# Internal Set Theory: extensionality (set equality)

In Internal Set Theory we can extend extensionality (set equivalence) via transfer. I'd like to work this out explicitly and then ask my question.

Extensionality: $$\forall z(z\in x\iff z\in y)\implies x=y$$

Transfer: Let $$A(z,t_1,...,t_k)$$ be an internal formula with free variables $$z,t_1,...,t_k$$ then,

$$\forall^s t_1 ... \forall^s t_k (\forall^s z A\implies\forall z A)$$

So in this case my $$t$$'s are $$x$$ and $$y$$ in the above formula. Let's do an example. Let $$\nu$$ be a nonstandard natural number and the notation $$^SA$$ is a standard set $$\{a\in A | a\mbox{ is standard}\}$$. Then $$^S[0,\nu]$$ and $$\mathbb{N}$$ contain the same standard elements, the standard natural numbers. So for any standard $$n\in\phantom{ }^S[0,\nu]$$ we are guaranteed $$n\in\mathbb{N}$$ and vice versa.

Here is my question. Am I then interpreting the implication in the Tranfer axiom correctly when I deduce, that for any element $$x\in\phantom{ }^S[0,\nu]$$ it is the case that $$x\in\mathbb{N}$$ and vice versa?

• I want to provide an example from Edward Nelson's unfinished book on Internal set theory on this topic.

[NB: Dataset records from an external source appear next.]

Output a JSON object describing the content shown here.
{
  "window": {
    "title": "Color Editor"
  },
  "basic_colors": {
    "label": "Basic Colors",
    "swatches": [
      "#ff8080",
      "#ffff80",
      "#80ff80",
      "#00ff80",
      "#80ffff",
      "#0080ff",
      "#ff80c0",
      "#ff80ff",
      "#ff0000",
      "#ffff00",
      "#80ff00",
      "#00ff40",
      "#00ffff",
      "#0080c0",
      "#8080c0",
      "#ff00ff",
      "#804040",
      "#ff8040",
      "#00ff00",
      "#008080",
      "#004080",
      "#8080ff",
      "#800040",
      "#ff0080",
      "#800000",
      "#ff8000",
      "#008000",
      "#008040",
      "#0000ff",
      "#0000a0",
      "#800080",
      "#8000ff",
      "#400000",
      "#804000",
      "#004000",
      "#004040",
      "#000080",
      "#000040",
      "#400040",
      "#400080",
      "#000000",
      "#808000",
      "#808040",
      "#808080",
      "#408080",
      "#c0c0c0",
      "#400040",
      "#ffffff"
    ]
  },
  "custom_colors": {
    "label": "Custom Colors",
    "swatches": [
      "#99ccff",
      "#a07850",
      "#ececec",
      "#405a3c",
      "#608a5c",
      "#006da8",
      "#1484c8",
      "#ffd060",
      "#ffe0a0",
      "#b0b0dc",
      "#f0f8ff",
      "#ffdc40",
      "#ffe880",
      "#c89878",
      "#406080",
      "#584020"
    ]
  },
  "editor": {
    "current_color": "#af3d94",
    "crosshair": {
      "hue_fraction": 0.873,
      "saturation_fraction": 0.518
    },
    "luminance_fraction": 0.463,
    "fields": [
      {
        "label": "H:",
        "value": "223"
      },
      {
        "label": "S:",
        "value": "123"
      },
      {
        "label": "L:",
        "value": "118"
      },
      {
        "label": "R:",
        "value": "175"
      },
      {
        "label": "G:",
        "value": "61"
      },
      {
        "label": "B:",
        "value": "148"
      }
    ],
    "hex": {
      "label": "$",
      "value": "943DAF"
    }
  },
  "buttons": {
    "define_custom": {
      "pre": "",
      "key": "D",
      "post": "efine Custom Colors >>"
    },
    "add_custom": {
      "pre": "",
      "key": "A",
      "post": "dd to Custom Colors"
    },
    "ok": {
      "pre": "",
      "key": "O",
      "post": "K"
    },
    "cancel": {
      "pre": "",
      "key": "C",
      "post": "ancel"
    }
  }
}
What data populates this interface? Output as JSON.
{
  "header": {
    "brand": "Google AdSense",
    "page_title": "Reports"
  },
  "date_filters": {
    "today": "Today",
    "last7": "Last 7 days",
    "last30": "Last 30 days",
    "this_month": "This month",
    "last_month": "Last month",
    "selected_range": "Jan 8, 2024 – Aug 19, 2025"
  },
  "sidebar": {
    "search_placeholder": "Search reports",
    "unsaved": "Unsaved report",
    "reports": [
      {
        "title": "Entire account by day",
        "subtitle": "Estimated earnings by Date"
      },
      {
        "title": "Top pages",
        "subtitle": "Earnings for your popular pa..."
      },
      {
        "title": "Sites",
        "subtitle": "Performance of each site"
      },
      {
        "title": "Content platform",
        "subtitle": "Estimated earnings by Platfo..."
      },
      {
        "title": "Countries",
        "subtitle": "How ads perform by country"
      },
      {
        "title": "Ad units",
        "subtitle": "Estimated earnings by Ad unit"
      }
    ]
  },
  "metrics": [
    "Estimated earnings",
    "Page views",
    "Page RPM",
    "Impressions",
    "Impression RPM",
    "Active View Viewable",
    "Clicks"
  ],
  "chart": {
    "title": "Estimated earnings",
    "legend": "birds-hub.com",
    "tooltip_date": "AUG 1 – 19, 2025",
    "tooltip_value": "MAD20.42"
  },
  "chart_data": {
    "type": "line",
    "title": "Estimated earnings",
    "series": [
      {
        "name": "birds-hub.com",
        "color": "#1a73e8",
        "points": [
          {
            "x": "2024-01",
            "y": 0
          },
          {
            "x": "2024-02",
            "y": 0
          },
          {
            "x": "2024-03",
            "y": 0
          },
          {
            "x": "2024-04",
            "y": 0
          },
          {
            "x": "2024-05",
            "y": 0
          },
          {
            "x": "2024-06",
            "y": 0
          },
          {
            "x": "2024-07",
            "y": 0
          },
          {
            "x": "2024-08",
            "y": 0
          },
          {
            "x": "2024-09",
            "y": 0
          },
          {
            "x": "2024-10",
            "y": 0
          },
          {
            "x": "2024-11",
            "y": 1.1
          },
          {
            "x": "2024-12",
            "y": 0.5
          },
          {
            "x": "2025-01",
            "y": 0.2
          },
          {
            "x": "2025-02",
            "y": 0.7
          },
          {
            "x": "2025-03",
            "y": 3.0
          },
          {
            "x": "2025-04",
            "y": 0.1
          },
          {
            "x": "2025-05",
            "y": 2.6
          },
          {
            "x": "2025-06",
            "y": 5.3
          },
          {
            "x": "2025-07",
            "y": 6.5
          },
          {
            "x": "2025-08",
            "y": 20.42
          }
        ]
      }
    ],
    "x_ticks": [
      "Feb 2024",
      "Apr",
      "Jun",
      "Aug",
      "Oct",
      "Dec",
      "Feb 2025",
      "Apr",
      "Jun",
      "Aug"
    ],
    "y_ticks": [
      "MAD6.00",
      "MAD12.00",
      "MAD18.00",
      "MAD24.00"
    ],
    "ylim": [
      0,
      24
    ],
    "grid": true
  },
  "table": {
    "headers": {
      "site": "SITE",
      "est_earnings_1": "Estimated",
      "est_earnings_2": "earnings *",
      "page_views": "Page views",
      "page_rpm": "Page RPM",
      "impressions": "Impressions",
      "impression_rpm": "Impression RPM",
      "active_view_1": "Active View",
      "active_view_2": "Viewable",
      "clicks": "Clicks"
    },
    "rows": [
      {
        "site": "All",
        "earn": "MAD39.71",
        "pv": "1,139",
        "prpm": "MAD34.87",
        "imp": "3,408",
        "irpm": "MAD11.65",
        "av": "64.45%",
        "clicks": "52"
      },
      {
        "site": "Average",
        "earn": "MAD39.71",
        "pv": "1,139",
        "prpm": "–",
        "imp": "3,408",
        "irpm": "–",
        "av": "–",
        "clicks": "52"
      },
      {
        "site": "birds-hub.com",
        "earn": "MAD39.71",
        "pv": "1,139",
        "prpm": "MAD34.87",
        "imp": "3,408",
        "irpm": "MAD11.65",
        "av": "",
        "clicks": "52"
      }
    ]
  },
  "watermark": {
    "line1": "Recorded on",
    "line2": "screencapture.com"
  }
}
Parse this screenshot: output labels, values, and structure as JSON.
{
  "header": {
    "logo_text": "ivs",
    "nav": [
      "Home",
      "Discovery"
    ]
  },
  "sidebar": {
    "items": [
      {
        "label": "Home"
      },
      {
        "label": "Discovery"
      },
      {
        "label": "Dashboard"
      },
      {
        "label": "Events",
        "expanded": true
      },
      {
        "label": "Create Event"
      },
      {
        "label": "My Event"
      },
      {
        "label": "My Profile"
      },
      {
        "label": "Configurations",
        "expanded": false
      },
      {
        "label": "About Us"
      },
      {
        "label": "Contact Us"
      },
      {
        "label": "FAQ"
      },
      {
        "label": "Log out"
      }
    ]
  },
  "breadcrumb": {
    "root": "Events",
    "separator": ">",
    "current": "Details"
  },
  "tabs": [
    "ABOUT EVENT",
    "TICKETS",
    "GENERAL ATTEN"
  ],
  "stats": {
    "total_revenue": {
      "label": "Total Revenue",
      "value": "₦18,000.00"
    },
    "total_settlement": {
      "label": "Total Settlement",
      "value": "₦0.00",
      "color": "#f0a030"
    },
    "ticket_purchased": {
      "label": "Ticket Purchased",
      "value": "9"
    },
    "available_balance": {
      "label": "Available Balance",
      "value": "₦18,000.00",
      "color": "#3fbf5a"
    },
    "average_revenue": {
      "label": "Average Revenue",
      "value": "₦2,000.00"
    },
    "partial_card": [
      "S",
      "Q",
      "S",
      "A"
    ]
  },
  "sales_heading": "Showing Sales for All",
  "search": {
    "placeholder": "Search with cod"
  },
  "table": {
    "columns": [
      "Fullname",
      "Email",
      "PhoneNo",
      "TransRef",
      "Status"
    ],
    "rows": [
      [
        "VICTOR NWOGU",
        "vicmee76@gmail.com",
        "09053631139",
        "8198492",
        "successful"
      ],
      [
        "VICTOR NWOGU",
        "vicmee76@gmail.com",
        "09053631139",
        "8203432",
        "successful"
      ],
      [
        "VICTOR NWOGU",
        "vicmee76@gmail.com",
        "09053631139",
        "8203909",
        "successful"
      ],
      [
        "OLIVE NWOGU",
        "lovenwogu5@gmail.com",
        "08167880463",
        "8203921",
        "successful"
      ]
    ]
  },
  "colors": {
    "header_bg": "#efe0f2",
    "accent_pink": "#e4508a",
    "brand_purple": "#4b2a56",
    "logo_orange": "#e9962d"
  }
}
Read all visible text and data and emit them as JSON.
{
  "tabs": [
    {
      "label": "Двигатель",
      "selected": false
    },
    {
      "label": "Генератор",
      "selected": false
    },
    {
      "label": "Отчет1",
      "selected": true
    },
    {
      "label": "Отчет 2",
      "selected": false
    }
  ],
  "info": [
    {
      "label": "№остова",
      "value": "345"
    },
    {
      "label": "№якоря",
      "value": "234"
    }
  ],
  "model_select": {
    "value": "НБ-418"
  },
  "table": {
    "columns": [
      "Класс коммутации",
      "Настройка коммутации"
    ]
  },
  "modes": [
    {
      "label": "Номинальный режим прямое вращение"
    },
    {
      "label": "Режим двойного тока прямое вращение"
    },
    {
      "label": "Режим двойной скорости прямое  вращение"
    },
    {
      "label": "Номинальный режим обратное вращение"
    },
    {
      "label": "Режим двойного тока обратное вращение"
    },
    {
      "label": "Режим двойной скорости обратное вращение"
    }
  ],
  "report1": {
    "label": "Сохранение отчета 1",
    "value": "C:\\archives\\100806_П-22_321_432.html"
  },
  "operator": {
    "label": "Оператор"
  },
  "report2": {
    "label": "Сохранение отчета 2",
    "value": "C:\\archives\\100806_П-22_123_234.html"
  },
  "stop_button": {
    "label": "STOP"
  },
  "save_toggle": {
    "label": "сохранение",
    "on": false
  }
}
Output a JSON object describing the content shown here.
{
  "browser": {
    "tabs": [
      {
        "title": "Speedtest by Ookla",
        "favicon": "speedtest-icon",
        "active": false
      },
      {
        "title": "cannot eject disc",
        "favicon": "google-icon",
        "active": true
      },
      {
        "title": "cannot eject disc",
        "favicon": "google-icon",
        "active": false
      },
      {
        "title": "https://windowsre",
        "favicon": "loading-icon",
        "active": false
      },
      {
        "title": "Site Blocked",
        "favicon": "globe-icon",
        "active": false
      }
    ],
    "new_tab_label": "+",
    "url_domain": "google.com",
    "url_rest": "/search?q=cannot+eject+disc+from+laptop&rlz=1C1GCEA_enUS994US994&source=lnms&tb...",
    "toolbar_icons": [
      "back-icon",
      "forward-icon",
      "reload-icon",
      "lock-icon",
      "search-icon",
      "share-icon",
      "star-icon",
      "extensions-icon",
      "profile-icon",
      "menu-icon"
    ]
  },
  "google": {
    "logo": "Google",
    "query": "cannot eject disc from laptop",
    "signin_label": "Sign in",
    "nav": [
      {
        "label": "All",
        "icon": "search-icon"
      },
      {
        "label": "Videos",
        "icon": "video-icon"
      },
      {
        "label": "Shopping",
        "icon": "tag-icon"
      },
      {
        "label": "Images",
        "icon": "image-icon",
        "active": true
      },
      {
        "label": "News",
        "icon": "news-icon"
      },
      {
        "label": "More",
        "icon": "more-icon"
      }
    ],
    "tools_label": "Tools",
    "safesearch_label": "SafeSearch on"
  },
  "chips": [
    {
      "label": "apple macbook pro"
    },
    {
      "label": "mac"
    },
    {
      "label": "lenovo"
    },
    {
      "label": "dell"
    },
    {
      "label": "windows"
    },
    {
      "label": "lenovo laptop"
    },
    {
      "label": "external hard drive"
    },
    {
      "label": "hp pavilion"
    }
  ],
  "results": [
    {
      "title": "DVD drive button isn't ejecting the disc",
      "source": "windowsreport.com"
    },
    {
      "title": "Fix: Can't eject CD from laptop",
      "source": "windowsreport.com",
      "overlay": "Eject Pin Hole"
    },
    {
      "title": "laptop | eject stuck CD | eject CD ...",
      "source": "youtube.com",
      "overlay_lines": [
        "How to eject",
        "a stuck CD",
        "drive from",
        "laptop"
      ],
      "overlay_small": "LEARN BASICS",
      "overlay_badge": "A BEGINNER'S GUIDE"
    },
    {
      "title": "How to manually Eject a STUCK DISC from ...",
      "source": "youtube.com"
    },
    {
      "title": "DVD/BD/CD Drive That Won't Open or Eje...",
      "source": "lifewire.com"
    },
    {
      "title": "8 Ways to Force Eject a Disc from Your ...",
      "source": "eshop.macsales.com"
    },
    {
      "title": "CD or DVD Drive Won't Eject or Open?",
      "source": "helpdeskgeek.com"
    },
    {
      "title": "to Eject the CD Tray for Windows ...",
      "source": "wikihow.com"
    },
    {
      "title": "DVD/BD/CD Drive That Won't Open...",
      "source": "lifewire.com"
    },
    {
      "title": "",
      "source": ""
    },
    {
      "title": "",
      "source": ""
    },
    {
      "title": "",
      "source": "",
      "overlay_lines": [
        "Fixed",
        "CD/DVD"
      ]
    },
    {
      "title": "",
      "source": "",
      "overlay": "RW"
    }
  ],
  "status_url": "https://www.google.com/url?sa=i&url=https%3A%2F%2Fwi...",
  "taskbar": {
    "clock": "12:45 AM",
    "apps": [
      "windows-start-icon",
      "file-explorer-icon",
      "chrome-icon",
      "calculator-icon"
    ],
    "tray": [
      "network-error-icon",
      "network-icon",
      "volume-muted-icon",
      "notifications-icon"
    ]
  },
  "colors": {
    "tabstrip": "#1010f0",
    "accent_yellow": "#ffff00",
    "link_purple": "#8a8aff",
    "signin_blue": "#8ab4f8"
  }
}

Let $X=^S\{z\in\mathbb{R} | z\simeq 0\}$. Then $X=\{0\}$ since 0 is the only standard infinitesimal. in that case no nonstandard elements made it. Then consider $Y=^S\{z\in\mathbb{R} | z \mbox{ is limited}\}$ Then $Y=\mathbb{R}$ because all standard reals are limited. "Thus we an have $z\in Y$ without $z$ being limited." So in that second case Nelson seems to be saying that the sets Y and R are equal because, as standard sets, they have the same standard elements and THEN all the rest – kevin roberge Apr 15 at 2:15
• users: I have a question. I find relatively little on this site about Internal Set Theory (little anywhere really) and some of those limited resources are at a fairly advanced level (as opposed to the wealth of introductions to Robinson's nonstandard analysis). Is there a better way for me to ask 'elementary' questions about IST in a way that creates a resource for future beginners to refer to? – kevin roberge Apr 16 at 15:44

So the set $$^S[0,\nu]$$ I reference above, really is the same as $$\mathbb{N}$$. Likewise for subset. For two standard sets A and B, $$A\subset B$$ as soon as for all standard $$x\in A$$ it is the case that $$x\in B$$.